Kommentar Brände in Russland: Das System brennt durch

Wäre das russische Herrschaftssystem nicht so ineffektiv und menschenverachtend, hätte sich das Ausmaß der Brände eindämmen lassen. Nur die PR-Politik ist erfolgreich.

Moskaus Leichenschauhäuser sind bis unter die Decke gefüllt. Menschen sterben wie Fliegen. Straßenfluchten sind leer gefegt. Brautpaare geben sich den Hochzeitskuss hinter Atemschutzmasken. In Russlands Hauptstadt herrscht Ausnahmezustand.

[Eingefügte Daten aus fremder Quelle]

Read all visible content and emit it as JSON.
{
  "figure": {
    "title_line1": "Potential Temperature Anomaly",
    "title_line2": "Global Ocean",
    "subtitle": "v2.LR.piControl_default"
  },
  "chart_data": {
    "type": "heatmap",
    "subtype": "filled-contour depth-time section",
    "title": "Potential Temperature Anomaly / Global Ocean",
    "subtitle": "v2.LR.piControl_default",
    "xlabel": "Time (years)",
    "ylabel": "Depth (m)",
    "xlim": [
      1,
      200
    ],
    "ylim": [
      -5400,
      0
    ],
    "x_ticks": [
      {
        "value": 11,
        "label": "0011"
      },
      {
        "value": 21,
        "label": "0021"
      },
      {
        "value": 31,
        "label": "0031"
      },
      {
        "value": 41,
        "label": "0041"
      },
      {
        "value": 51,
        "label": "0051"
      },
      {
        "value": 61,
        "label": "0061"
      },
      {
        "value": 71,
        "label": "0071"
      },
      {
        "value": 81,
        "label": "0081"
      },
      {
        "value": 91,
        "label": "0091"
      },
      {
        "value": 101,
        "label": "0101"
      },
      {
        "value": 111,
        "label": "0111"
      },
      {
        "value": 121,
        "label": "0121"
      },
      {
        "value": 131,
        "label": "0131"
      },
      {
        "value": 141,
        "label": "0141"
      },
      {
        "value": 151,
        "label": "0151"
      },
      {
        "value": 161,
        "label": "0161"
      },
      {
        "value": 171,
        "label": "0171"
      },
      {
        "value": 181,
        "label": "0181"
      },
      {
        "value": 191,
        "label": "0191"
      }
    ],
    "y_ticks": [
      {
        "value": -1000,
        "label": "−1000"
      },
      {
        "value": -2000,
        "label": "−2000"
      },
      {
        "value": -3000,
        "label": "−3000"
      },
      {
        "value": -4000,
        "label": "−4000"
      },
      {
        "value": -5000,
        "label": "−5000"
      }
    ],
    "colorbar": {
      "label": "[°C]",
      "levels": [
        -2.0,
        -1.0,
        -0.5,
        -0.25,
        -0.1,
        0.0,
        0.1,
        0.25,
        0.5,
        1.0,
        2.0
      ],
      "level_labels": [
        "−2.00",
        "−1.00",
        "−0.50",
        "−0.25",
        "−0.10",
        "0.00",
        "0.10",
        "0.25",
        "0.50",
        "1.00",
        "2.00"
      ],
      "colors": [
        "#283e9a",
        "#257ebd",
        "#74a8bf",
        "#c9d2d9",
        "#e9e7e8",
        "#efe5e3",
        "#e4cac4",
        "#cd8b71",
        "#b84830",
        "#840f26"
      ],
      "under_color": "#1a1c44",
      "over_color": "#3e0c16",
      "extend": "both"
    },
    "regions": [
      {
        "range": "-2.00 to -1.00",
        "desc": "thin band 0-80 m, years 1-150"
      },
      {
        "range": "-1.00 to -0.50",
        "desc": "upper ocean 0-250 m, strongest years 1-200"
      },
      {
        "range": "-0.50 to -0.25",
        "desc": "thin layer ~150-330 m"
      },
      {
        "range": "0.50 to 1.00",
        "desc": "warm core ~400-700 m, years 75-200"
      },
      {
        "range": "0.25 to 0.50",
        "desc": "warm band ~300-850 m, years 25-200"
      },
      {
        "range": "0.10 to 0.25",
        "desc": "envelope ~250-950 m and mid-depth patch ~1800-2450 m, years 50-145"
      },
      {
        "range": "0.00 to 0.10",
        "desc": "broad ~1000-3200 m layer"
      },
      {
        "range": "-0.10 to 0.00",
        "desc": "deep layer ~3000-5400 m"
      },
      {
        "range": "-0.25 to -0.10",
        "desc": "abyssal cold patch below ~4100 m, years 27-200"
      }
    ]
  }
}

Hitze und Feuersbrünste haben das Leben aus der pulsierenden Metropole vertrieben. Und ein Ende des Grauens ist nicht abzusehen. Es kann noch Wochen so weitergehen. Die russische Bevölkerung leidet. Die große Masse bleibt jedoch still. Wie hat es nur so weit kommen können? Nur wenige stellen der Politik diese Frage.

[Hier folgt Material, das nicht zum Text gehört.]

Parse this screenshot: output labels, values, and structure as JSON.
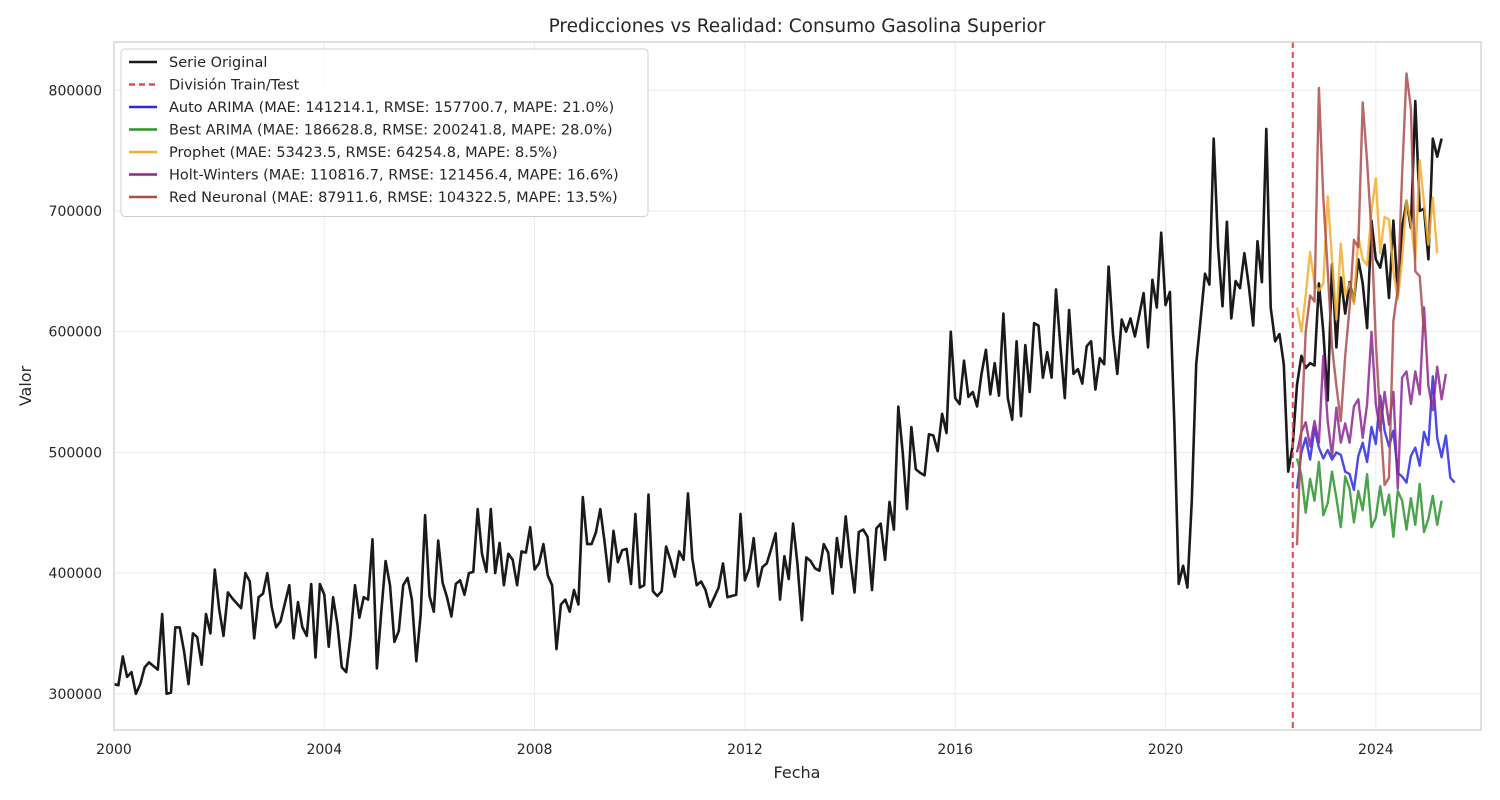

Klar ist, wäre das Herrschaftssystem nicht so himmelschreiend ineffektiv und zudem komplett verantwortungslos und menschenverachtend, Ausmaß und Auswirkungen der Naturkatastrophe hätten sich eindämmen lassen. Die Dimension der Brände offenbart indes, dass nicht - wie gewöhnlich - nur einzelne Bürokraten versagt haben. Das gesamte autoritär überzentralisierte System Putin erweist sich durch jedwedes Krisenmanagement überfordert, es brennt insgesamt schlicht durch. Buchstäblich.

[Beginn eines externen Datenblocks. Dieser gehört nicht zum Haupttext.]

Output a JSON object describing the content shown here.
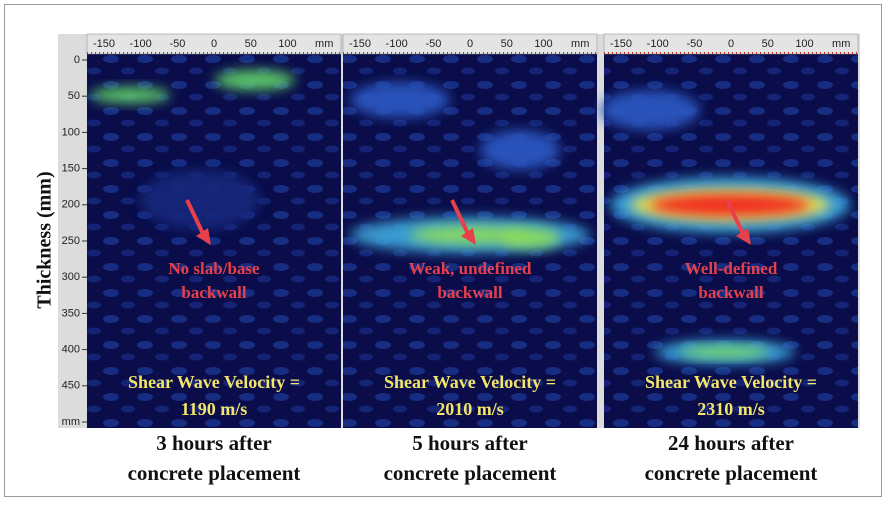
{
  "y_axis": {
    "label": "Thickness (mm)",
    "ticks": [
      "0",
      "50",
      "100",
      "150",
      "200",
      "250",
      "300",
      "350",
      "400",
      "450",
      "mm"
    ]
  },
  "panels": [
    {
      "x_ticks": [
        "-150",
        "-100",
        "-50",
        "0",
        "50",
        "100",
        "mm"
      ],
      "annotation": [
        "No slab/base",
        "backwall"
      ],
      "velocity": [
        "Shear Wave Velocity =",
        "1190 m/s"
      ],
      "caption": [
        "3 hours after",
        "concrete placement"
      ]
    },
    {
      "x_ticks": [
        "-150",
        "-100",
        "-50",
        "0",
        "50",
        "100",
        "mm"
      ],
      "annotation": [
        "Weak, undefined",
        "backwall"
      ],
      "velocity": [
        "Shear Wave Velocity =",
        "2010 m/s"
      ],
      "caption": [
        "5 hours after",
        "concrete placement"
      ]
    },
    {
      "x_ticks": [
        "-150",
        "-100",
        "-50",
        "0",
        "50",
        "100",
        "mm"
      ],
      "annotation": [
        "Well-defined",
        "backwall"
      ],
      "velocity": [
        "Shear Wave Velocity =",
        "2310 m/s"
      ],
      "caption": [
        "24 hours after",
        "concrete placement"
      ]
    }
  ]
}
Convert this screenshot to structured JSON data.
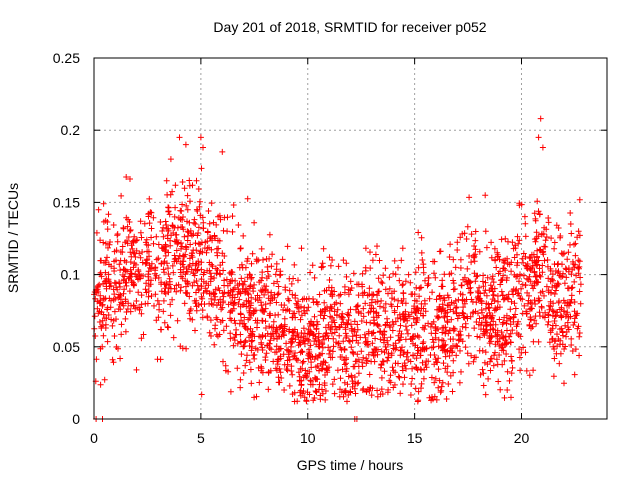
{
  "chart_data": {
    "type": "scatter",
    "title": "Day 201 of 2018, SRMTID for receiver p052",
    "xlabel": "GPS time / hours",
    "ylabel": "SRMTID / TECUs",
    "xlim": [
      0,
      24
    ],
    "ylim": [
      0,
      0.25
    ],
    "x_ticks": [
      0,
      5,
      10,
      15,
      20
    ],
    "x_tick_labels": [
      "0",
      "5",
      "10",
      "15",
      "20"
    ],
    "y_ticks": [
      0,
      0.05,
      0.1,
      0.15,
      0.2,
      0.25
    ],
    "y_tick_labels": [
      "0",
      "0.05",
      "0.1",
      "0.15",
      "0.2",
      "0.25"
    ],
    "grid": true,
    "marker": "plus",
    "color": "#ff0000",
    "series_summary": [
      {
        "x": 0.0,
        "y": 0.085
      },
      {
        "x": 0.5,
        "y": 0.09
      },
      {
        "x": 1.0,
        "y": 0.095
      },
      {
        "x": 1.5,
        "y": 0.1
      },
      {
        "x": 2.0,
        "y": 0.1
      },
      {
        "x": 2.5,
        "y": 0.105
      },
      {
        "x": 3.0,
        "y": 0.105
      },
      {
        "x": 3.5,
        "y": 0.11
      },
      {
        "x": 4.0,
        "y": 0.115
      },
      {
        "x": 4.5,
        "y": 0.112
      },
      {
        "x": 5.0,
        "y": 0.11
      },
      {
        "x": 5.5,
        "y": 0.1
      },
      {
        "x": 6.0,
        "y": 0.09
      },
      {
        "x": 6.5,
        "y": 0.08
      },
      {
        "x": 7.0,
        "y": 0.075
      },
      {
        "x": 7.5,
        "y": 0.07
      },
      {
        "x": 8.0,
        "y": 0.068
      },
      {
        "x": 8.5,
        "y": 0.065
      },
      {
        "x": 9.0,
        "y": 0.06
      },
      {
        "x": 9.5,
        "y": 0.052
      },
      {
        "x": 10.0,
        "y": 0.05
      },
      {
        "x": 10.5,
        "y": 0.055
      },
      {
        "x": 11.0,
        "y": 0.058
      },
      {
        "x": 11.5,
        "y": 0.055
      },
      {
        "x": 12.0,
        "y": 0.052
      },
      {
        "x": 12.5,
        "y": 0.055
      },
      {
        "x": 13.0,
        "y": 0.06
      },
      {
        "x": 13.5,
        "y": 0.063
      },
      {
        "x": 14.0,
        "y": 0.062
      },
      {
        "x": 14.5,
        "y": 0.062
      },
      {
        "x": 15.0,
        "y": 0.065
      },
      {
        "x": 15.5,
        "y": 0.065
      },
      {
        "x": 16.0,
        "y": 0.06
      },
      {
        "x": 16.5,
        "y": 0.068
      },
      {
        "x": 17.0,
        "y": 0.075
      },
      {
        "x": 17.5,
        "y": 0.085
      },
      {
        "x": 18.0,
        "y": 0.08
      },
      {
        "x": 18.5,
        "y": 0.07
      },
      {
        "x": 19.0,
        "y": 0.065
      },
      {
        "x": 19.5,
        "y": 0.07
      },
      {
        "x": 20.0,
        "y": 0.085
      },
      {
        "x": 20.5,
        "y": 0.095
      },
      {
        "x": 21.0,
        "y": 0.1
      },
      {
        "x": 21.5,
        "y": 0.085
      },
      {
        "x": 22.0,
        "y": 0.075
      },
      {
        "x": 22.5,
        "y": 0.09
      },
      {
        "x": 22.8,
        "y": 0.095
      }
    ],
    "spread": 0.025,
    "peaks": [
      {
        "x": 4.0,
        "y": 0.195
      },
      {
        "x": 4.3,
        "y": 0.19
      },
      {
        "x": 5.0,
        "y": 0.195
      },
      {
        "x": 5.1,
        "y": 0.188
      },
      {
        "x": 6.0,
        "y": 0.185
      },
      {
        "x": 3.4,
        "y": 0.165
      },
      {
        "x": 3.6,
        "y": 0.18
      },
      {
        "x": 20.9,
        "y": 0.208
      },
      {
        "x": 20.8,
        "y": 0.195
      },
      {
        "x": 21.0,
        "y": 0.188
      },
      {
        "x": 18.3,
        "y": 0.155
      },
      {
        "x": 19.9,
        "y": 0.148
      }
    ],
    "zero_points": [
      0.1,
      0.4,
      12.2,
      12.3
    ]
  }
}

ist Russland-Korrespondent der taz.

Medienwirksam setzen die gleichgeschalteten TV-Sender den angeblich unermüdlichen Einsatz von Präsident Medwedjew und von Premier Putin in Szene. Und die PR-Politik ist erfolgreich. Denn wo andere Gesellschaften aufbegehrten, verfällt die russische in Schweigen. Sie gibt sich damit zufrieden, dass wenigstens die beiden Oberhirten den Eindruck des Engagiertseins erwecken. Die breite Masse fürchtet, auch sie könnten alles hinschmeißen und damit Volk und Land den Flammen überlassen.

Politische Alternativen existieren nicht. Das System Putin hat sie schon vor dem Großbrand gerodet. So wie es auch das Ökologieministerium auflöste und es dem Ministerium für Naturressourcen zuschlug. Für den Erhalt des Waldes war nun zuständig, wer ihn abholzt. Das Fehlen von Gewaltenteilung ist Russlands Problem.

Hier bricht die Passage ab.